2023年1月 Python处理数据集的路径工具

前言

在对代码类型的数据集进行预处理的时候,通常一组文件需要经过多次处理,同时还需要保持目录结构不变。
以下以flask的代码作为数据集举例

raw-data目录:

flask
│  app.py
│  blueprints.py
│  cli.py
│  config.py
│  ctx.py
│  debughelpers.py
│  globals.py
│  helpers.py
│  logging.py
│  scaffold.py
│  sessions.py
│  signals.py
│  templating.py
│  testing.py
│  typing.py
│  views.py
│  wrappers.py
│  __init__.py
│  __main__.py
│
└─json
        provider.py
        tag.py
        __init__.py

clean-data目录:

flask
│  app.py
│  blueprints.py
│  cli.py
│  config.py
│  ctx.py
│  debughelpers.py
│  globals.py
│  helpers.py
│  logging.py
│  scaffold.py
│  sessions.py
│  signals.py
│  templating.py
│  testing.py
│  typing.py
│  views.py
│  wrappers.py
│  __init__.py
│  __main__.py
│
└─json
        provider.py
        tag.py
        __init__.py

json-data目录

    proj_depends.json
    proj_token_count.json
    proj_token_no.json

encoded-data目录

│  flask_feature_data.csv
│  flask_feature_label.csv
│
└─flask
        app.jsonl
        blueprints.jsonl
        cli.jsonl
        __init__.jsonl
        __main__.jsonl

logs目录

    flask.log

这些文件有潜在的对应关系,并且代码中经常需要从一个路径转换到另一个路径的操作。如果每次都手动转换则不便管理,而且有时候根据文件名很难判断这是进行到哪一步的文件,因此想到了用变量的类型来表明这是进行到哪一步的文件,于是把路径的部分抽象出来重构出了path_utils.py。

完整代码

# _*_ coding: utf-8 _*_
# @Time    :   2023/01/05 11:17:17
# @FileName:   path_utils.py
# @Author  :   
# @Software:   VSCode
import logging
from pathlib import Path, WindowsPath, PosixPath
# from config import config
import os
from typing import Generator, ClassVar, TypeVar

_cls = WindowsPath if os.name == 'nt' else PosixPath
loggers = {}
config = {
    "datasets": {
        "raw-data": "datasets/raw-data",
        "clean-data": "datasets/clean-data",
        "json-data": "datasets/json-data",
        "encoded-data": "datasets/encoded-data",
        "log": "logs"
    }
}


# raw-data、clean-data、*tmp.py、json-data、*.jsonl、flask.jsonl、proj_*.json、feature_*.csv

class _PrefixPath(_cls):
    """
    抽象的类,不应直接实例化此类。
    join_path、rglob和with_suffix会直接返回自定义类型,所以不需要重写。
    """
    prefix: ClassVar[str] = ""

    # def __init__(self, prefix:str=prefix, *args, **kwargs) -> None:
    #     super().__init__(prefix, *args, *kwargs)

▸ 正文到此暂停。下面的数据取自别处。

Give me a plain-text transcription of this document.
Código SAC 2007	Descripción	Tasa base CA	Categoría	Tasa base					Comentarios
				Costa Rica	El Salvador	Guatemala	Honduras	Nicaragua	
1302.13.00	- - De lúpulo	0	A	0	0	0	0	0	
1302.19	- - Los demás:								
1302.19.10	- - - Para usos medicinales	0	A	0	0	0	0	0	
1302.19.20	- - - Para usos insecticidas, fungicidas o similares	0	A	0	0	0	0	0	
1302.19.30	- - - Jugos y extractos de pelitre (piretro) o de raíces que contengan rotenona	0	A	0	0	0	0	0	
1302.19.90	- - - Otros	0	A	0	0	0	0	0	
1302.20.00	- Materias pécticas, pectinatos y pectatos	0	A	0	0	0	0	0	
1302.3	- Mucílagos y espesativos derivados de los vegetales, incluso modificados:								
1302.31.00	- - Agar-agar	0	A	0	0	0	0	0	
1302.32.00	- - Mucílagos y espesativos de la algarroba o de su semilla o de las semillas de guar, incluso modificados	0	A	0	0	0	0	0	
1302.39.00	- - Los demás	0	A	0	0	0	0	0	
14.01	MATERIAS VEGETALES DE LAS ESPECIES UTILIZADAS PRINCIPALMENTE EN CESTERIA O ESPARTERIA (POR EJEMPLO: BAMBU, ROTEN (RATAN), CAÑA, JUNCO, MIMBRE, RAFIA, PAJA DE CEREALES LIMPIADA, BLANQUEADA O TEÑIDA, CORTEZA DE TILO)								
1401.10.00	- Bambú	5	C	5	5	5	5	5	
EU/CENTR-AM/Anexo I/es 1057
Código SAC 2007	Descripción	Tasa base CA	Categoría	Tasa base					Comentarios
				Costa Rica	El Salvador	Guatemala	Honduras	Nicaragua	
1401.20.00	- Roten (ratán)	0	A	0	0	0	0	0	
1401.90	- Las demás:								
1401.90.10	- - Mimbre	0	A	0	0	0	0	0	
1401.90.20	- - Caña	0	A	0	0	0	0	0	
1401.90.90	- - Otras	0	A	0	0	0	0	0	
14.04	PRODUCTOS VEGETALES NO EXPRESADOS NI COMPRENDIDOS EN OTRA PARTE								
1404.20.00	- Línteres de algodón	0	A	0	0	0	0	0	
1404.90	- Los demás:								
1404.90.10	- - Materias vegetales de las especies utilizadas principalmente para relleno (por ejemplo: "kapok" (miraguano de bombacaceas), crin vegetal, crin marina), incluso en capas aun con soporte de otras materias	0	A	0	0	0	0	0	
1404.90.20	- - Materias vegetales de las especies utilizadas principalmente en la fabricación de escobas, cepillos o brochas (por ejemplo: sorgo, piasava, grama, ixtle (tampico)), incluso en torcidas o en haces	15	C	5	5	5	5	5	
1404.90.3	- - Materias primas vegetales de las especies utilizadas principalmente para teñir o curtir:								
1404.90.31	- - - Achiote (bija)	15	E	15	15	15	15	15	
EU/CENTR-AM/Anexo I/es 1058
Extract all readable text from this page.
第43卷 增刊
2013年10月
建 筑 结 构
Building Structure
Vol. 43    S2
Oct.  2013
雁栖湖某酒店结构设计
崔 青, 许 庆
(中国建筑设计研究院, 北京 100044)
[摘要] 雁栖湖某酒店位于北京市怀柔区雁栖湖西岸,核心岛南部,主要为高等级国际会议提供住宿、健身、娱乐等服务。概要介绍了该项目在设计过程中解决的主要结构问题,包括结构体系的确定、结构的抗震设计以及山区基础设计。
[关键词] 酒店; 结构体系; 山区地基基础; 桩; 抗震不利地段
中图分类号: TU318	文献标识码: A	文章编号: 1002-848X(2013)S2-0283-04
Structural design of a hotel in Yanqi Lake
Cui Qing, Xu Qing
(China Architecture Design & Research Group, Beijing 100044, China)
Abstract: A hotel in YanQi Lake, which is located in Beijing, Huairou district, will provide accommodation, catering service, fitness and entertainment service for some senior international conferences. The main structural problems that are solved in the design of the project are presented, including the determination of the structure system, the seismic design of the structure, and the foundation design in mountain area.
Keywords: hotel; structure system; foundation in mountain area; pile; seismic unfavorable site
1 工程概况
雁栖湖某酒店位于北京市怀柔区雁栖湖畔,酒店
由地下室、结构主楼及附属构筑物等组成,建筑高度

    def __new__(cls, *args, **kwargs):
        if len(args) > 0 and issubclass(type(args[0]), _PrefixPath):
            return args[0].change_to_path(cls)
        return super().__new__(cls, cls.prefix, *args, **kwargs)

    def __getnewargs__(self):
        return self.get_relative_path().parts

    def __reduce__(self):  # 防止序列化后出现重复前缀
        return type(self), self.__getnewargs__()

    def change_to_path(self, path_type: type, *args, **kwargs):  # 切换为另一个_PrefixPath类型
        # if issubclass(path_type, type(self)):
        #     return path_type(self.get_relative_path(), prefix=self.prefix, *args, **kwargs)
        return path_type(self.get_relative_path(), prefix=path_type.prefix, *args, **kwargs)

    def make_parent_dirs(self, mode: int = 0o777, parents: bool = True,
                         exist_ok: bool = True) -> None:  # pathlib里mode的默认值就是这样
        return self.parent.mkdir(mode, parents, exist_ok)

    def get_relative_path(self):
        return Path(self.relative_to(self.prefix))

    def get_logger(self) -> logging.Logger:
        return self.change_to_path(LogFilePath).logger

    # def joinpath(self, *other):
    #     return type(self)(self.prefix,
    #         super().joinpath(*other).relative_to(self.prefix))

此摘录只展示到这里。